Caldo estremo, ghiacciai in sofferenza e rischio siccità: l’allarme del climatologo Fazzini
Temperature fino a 39°C tra Capitanata e Sardegna, zero termico in rialzo fino a 5100 metri: «Estate ad alto rischio per risorse idriche e salute pubblica»
L’Italia è alle prese con un’ondata di calore anomala per fine giugno. Le temperature massime registrate nelle ultime 48 ore hanno toccato i 39°C nella Capitanata pugliese e nella Sardegna sud-orientale, provocando già criticità ambientali e bioclimatiche evidenti. A lanciare l’allarme è Massimiliano Fazzini, climatologo, geologo e Coordinatore del Team sul Rischio Climatico della Società Italiana di Geologia Ambientale (SIGEA).

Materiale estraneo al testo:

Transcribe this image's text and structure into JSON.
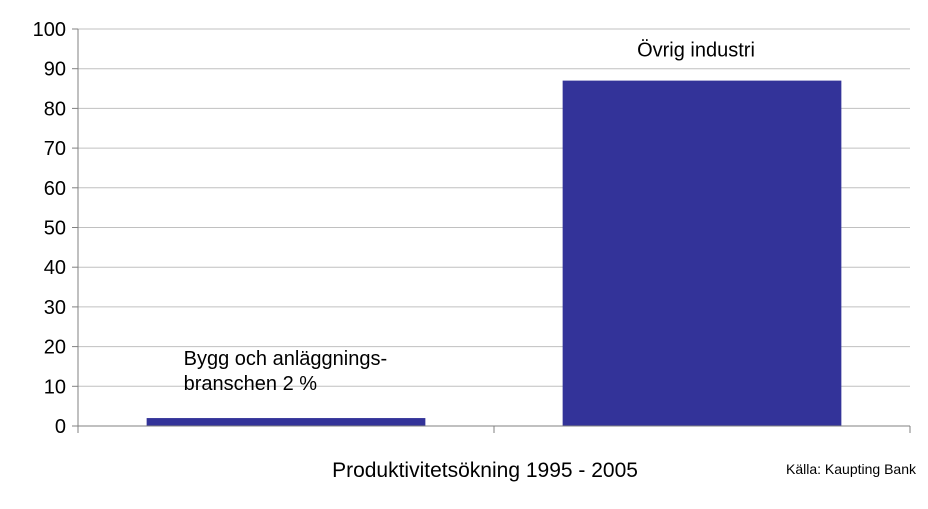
{
  "chart_data": {
    "type": "bar",
    "categories": [
      "Bygg och anläggnings-branschen 2 %",
      "Övrig industri"
    ],
    "values": [
      2,
      87
    ],
    "bar_labels": [
      [
        "Bygg och anläggnings-",
        "branschen 2 %"
      ],
      [
        "Övrig industri"
      ]
    ],
    "xlabel": "Produktivitetsökning 1995 - 2005",
    "ylabel": "",
    "ylim": [
      0,
      100
    ],
    "yticks": [
      0,
      10,
      20,
      30,
      40,
      50,
      60,
      70,
      80,
      90,
      100
    ],
    "grid": true,
    "legend": "none",
    "bar_color": "#333399",
    "grid_color": "#c0c0c0",
    "source": "Källa: Kaupting Bank"
  }
}
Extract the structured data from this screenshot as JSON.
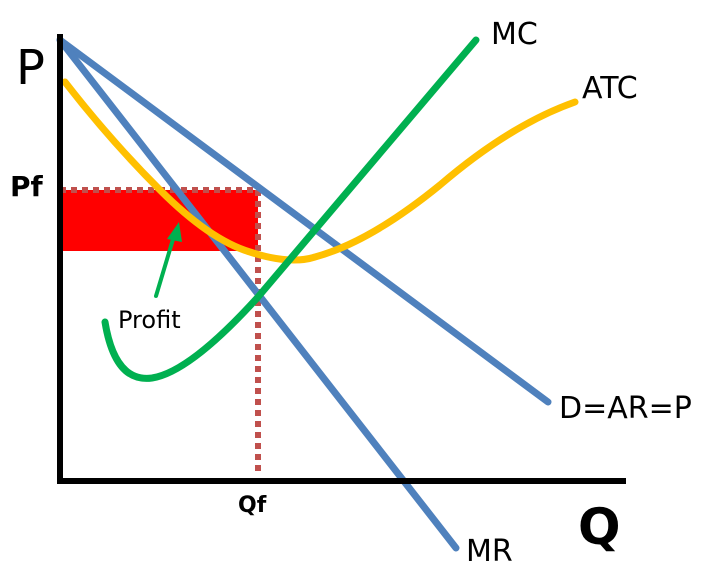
{
  "diagram": {
    "axis_y_label": "P",
    "axis_x_label": "Q",
    "price_label": "Pf",
    "quantity_label": "Qf",
    "profit_label": "Profit",
    "curves": {
      "mc": "MC",
      "atc": "ATC",
      "demand": "D=AR=P",
      "mr": "MR"
    },
    "colors": {
      "mc": "#00b050",
      "atc": "#ffc000",
      "demand": "#4f81bd",
      "mr": "#4f81bd",
      "profit_area": "#ff0000",
      "dotted_guides": "#c0504d",
      "axes": "#000000",
      "profit_arrow": "#00b050"
    }
  }
}
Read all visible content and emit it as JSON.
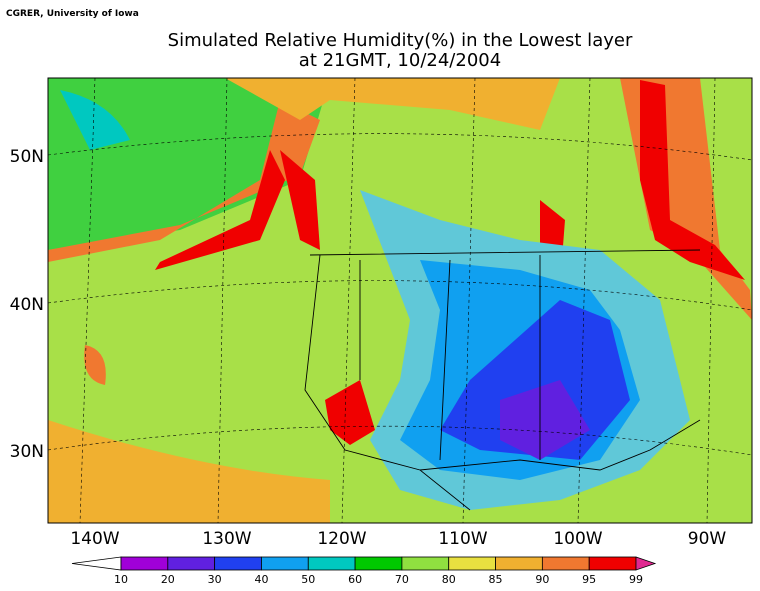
{
  "credit": "CGRER, University of Iowa",
  "title": [
    "Simulated Relative Humidity(%) in the Lowest layer",
    "at 21GMT, 10/24/2004"
  ],
  "lat_labels": [
    "50N",
    "40N",
    "30N"
  ],
  "lon_labels": [
    "140W",
    "130W",
    "120W",
    "110W",
    "100W",
    "90W"
  ],
  "colorbar": {
    "labels": [
      "10",
      "20",
      "30",
      "40",
      "50",
      "60",
      "70",
      "80",
      "85",
      "90",
      "95",
      "99"
    ],
    "colors": [
      "#ffffff",
      "#a000d8",
      "#6020e0",
      "#2040f0",
      "#10a0f0",
      "#00c8c0",
      "#00c800",
      "#90e040",
      "#e8e040",
      "#f0b030",
      "#f07830",
      "#f00000",
      "#e02890"
    ]
  }
}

Secondo Fazzini, la persistenza dell’anticiclone subtropicale di matrice continentale africana potrebbe durare ancora per giorni, con un lieve cedimento solo tra venerdì e sabato nelle regioni settentrionali e orientali. Un’anomalia che si manifesta anche nell’innalzamento dello zero termico – la quota in atmosfera dove la temperatura raggiunge gli 0°C – previsto intorno ai 5100 metri tra sabato e domenica, un valore eccezionalmente elevato per il periodo.
Questo innalzamento sta già provocando la fusione rapida del manto nevoso stagionale ancora presente sulle Alpi, con conseguenze dirette sulla disponibilità idrica. «La neve stoccata – spiega Fazzini – non sarà disponibile nel bimestre luglio-agosto, generalmente il più caldo dell’anno, proprio quando la richiesta d’acqua è maggiore. A seguire, anche i ghiacciai inizieranno a soffrire, portando alla fusione del ghiaccio fossile».
Non è solo la quantità della neve a preoccupare, ma anche la sua qualità: quella accumulata in primavera, secondo numerosi studi, è poco trasformata e quindi incapace di resistere alle alte temperature. Questo significa che non contribuisce in modo efficace alla sopravvivenza dei ghiacciai.
Anche il permafrost – il terreno perennemente ghiacciato che tiene insieme le rocce in alta montagna – sta diminuendo, con frane complesse e crolli rocciosi già osservati da settimane. Se il caldo e la siccità dovessero prolungarsi oltre la prossima settimana, avverte Fazzini, potrebbero verificarsi problemi gravi di disponibilità e qualità dell’acqua: «Quando i periodi siccitosi si protraggono, la quantità d’acqua si riduce e la qualità peggiora, con rischi sanitari per persone e animali».
Ma si può già parlare ufficialmente di ondata di calore? Dipende dalla definizione.
Fazzini chiarisce che esistono due approcci principali:
- epidemiologico, basato sugli effetti sulla salute pubblica e su soglie di temperatura percepita (che tengono conto anche di umidità e vento);
- climatologico, adottato anche dalla WMO (Organizzazione Meteorologica Mondiale), che in Italia definisce un’ondata di calore come un periodo di almeno 3-6 giorni con temperatura media superiore a una deviazione standard rispetto alla norma (1991-2020). In pianura, ciò equivale a una media di circa 32,5°C. Pertanto, si potrà parlare con certezza di ondata di calore solo a posteriori, analizzando i dati di tutto il periodo.
Nel frattempo, gli effetti sulle persone – soprattutto le più fragili – sono già tangibili: «Con l’aumento dell’età media della popolazione, i problemi di morbilità crescono in maniera esponenziale. I pronto soccorso sono messi in difficoltà anche dalla presenza di notti tropicali, quando la temperatura notturna non scende sotto i 20°C».
«Il discorso climatologico applicativo – conclude Fazzini – è molto più complesso di quanto appaia nelle notizie frammentate disponibili online. Solo un approccio scientifico, oggettivo e slegato dalle ideologie può portare a una corretta informazione della popolazione e alla pianificazione di strategie di adattamento efficaci. Serve un’unica priorità condivisa: mitigare il rischio climatico, qualunque sia la natura dell’evento estremo».